Continuou andando em meio ao feroz trânsito que se deslocava com grande vantagem sobre ele. Diante do prédio elegante lhe abateu um receio. Deveria prosseguir? O sol mágico do verão vestia o prédio de aspecto magistral. Seria barrado na portaria e esperava por isso. Avançou:

- Tem hora marcada?

- Sim. Aqui está o cartão.

A recepcionista demonstrou uma surpresa indignada e muda. Fez o sinal. Tratava-se da fotografia de um homem culpado pela pobreza no rosto. Com os olhos bravios ordenou que subisse. Ficava no quinto andar o ambiente estranho. Solicitou com humildade o elevador, todavia a moça nada respondeu. Decidiu seguir com os demais. Até o quarto andar se viu forçado aos olhares de gente bem vestida e perfumada. Quando Saldanha abriu a porta pediu que voltasse meses depois criando novas condições.

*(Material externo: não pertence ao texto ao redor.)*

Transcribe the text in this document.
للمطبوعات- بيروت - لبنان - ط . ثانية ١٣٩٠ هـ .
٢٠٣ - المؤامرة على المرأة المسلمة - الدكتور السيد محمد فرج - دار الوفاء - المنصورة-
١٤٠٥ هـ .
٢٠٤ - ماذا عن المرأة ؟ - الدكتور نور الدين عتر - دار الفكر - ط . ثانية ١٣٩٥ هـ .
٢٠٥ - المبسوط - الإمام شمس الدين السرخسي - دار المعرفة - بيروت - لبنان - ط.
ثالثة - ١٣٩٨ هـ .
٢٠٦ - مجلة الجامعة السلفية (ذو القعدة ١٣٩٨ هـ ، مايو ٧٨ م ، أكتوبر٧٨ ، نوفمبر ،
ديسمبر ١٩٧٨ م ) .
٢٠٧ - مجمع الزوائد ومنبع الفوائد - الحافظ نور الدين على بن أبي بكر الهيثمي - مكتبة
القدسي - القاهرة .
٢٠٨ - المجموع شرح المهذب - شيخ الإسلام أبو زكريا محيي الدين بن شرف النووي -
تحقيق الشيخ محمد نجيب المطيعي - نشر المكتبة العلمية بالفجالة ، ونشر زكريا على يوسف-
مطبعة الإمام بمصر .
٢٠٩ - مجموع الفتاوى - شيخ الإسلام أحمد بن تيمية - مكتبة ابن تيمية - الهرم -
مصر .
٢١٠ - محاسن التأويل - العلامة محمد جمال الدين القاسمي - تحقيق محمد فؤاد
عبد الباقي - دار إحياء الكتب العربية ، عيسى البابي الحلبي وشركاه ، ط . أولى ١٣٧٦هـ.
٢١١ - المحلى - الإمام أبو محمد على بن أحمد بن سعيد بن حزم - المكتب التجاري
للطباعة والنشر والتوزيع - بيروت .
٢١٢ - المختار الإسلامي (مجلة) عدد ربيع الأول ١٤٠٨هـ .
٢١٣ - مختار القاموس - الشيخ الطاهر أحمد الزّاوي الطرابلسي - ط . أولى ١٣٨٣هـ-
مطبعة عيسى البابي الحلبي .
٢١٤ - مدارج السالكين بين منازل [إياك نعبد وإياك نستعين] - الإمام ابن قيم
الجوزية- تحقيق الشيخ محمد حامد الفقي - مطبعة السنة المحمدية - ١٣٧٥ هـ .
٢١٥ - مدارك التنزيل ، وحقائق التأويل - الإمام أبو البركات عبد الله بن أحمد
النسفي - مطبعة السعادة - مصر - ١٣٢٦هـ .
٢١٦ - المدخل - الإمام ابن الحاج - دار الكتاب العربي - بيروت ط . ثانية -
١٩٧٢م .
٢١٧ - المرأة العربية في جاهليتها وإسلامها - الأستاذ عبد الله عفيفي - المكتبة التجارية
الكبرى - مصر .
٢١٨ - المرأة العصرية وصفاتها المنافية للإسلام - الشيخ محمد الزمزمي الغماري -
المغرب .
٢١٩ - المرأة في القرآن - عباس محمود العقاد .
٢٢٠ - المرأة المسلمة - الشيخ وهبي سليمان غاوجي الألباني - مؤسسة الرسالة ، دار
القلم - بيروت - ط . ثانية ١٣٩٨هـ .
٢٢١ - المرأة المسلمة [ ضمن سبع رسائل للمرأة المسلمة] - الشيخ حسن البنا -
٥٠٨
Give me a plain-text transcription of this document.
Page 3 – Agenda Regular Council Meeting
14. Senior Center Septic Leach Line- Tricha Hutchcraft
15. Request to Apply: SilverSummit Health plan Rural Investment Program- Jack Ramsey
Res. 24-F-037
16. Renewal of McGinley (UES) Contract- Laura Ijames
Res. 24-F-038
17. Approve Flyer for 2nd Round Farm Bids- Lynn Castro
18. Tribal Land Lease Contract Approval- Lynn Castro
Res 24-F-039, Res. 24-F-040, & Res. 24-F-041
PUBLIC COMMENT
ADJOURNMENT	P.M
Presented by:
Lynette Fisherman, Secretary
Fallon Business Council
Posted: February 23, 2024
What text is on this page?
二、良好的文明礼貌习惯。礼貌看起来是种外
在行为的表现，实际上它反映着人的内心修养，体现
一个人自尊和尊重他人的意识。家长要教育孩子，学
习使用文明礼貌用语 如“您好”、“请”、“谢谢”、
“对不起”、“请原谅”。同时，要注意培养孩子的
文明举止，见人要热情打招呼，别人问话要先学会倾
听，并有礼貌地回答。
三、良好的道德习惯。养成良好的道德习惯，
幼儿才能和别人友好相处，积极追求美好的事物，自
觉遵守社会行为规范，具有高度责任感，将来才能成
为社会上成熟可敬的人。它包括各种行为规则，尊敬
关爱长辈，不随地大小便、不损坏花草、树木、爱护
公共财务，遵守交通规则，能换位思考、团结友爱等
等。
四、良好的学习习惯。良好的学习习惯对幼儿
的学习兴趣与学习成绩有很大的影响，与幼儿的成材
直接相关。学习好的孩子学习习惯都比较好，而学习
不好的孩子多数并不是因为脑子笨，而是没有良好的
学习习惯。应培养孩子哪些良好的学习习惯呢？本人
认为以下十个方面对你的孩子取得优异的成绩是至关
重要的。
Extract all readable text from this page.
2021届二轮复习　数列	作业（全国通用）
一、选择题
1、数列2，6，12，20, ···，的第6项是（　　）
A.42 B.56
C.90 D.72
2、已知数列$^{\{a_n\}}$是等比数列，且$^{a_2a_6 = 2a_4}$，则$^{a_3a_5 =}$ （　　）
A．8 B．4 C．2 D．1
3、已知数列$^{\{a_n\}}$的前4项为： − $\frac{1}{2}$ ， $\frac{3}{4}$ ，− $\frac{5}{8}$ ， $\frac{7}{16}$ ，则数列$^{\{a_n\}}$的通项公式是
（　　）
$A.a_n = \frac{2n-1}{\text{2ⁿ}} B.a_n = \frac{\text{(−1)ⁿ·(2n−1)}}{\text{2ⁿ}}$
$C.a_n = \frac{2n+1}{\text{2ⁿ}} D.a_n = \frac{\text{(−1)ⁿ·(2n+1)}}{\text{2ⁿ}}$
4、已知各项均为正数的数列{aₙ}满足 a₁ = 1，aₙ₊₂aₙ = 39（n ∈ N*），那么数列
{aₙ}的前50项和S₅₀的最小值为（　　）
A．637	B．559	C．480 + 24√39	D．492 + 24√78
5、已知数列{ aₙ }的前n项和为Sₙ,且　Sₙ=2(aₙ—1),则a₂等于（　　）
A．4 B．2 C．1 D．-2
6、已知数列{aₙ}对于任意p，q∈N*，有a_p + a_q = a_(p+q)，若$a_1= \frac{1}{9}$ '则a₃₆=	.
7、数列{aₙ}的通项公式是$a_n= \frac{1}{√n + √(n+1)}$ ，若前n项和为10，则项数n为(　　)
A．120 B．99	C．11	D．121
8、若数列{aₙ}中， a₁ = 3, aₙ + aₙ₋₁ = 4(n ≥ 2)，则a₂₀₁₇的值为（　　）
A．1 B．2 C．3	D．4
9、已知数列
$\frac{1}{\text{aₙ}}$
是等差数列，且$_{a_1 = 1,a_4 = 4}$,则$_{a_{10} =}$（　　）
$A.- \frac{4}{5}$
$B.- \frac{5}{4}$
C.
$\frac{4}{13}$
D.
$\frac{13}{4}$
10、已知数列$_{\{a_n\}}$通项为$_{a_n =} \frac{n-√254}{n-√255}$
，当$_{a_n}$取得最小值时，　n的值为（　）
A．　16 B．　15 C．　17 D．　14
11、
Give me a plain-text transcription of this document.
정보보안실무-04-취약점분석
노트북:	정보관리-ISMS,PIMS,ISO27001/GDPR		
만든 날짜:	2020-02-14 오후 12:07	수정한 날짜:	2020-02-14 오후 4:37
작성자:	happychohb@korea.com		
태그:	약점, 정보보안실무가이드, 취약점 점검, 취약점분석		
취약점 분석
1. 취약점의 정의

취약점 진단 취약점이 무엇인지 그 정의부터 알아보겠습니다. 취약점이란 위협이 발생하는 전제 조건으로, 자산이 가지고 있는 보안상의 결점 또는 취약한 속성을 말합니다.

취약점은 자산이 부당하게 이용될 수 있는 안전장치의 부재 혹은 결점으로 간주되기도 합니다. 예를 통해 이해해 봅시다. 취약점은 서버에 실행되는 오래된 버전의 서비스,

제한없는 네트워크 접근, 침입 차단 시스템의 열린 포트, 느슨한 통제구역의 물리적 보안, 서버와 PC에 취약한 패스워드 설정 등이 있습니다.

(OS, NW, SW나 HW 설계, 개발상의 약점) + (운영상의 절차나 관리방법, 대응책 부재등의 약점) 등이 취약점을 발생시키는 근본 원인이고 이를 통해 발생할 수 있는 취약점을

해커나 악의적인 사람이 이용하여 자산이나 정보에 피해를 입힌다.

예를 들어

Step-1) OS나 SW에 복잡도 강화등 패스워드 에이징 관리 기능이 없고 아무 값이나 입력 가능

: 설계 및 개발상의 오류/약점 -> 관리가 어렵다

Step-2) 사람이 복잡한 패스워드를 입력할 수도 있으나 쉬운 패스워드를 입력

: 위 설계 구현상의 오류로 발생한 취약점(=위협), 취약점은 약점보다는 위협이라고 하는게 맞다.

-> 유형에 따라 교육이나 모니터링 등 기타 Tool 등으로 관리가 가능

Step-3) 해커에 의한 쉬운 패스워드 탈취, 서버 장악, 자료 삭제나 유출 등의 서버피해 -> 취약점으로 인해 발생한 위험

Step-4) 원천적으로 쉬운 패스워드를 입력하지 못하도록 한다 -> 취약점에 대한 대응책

- Traga os originais em CD, disse, espiando com desprezo o envelope. O texto integral deveria ser enviado pela internet através de um endereço eletrônico. Balbuciou o nome “Marilene”.

- Ela disse para... Que o senhor... O nome lhe provocou um profundo mal estar. A secretaria concluiu que não ficaria com aquele envelope imundo em cima da sua mesa.

Desceu tossindo sem controle no elevador. Sentia raiva do esforço mal recompensado. Como um carnívoro havia produzido nele a desesperança de uma presa induzida... Desviava a raiva para Marilene. Depois lhe perdoava. Repelia seu conselho e retornava ao perdão. Seguia pela rua sem saber como avançar. Sentia pena de Marilene com seu ofício de esquina. Sua brandura para com Julião parecia arremedar sem querer o sinal da cruz. Sempre seminua na presença dos homens. Só Julião poderia lhe doar clemência na fantasia. Sua vida metida em dois capítulos. Em cada um deles havia a mais dedicada afeição. Quando melhorasse de vida pagaria quatro noites ao seu lado. Seria a vez da piedade compensar o fracasso. Haveria um Julião recuperado e forte.

Retornando notou que a sua alma estava sem endereço. Sem número certo. Sem nenhuma rua. Sem porta que se abrisse, quando a noite chegasse; e foi ainda mais além; viveria um período desconhecido de promessas como uma tortura lenta. Olhou como um boi a multidão. Boi calado entre haustos.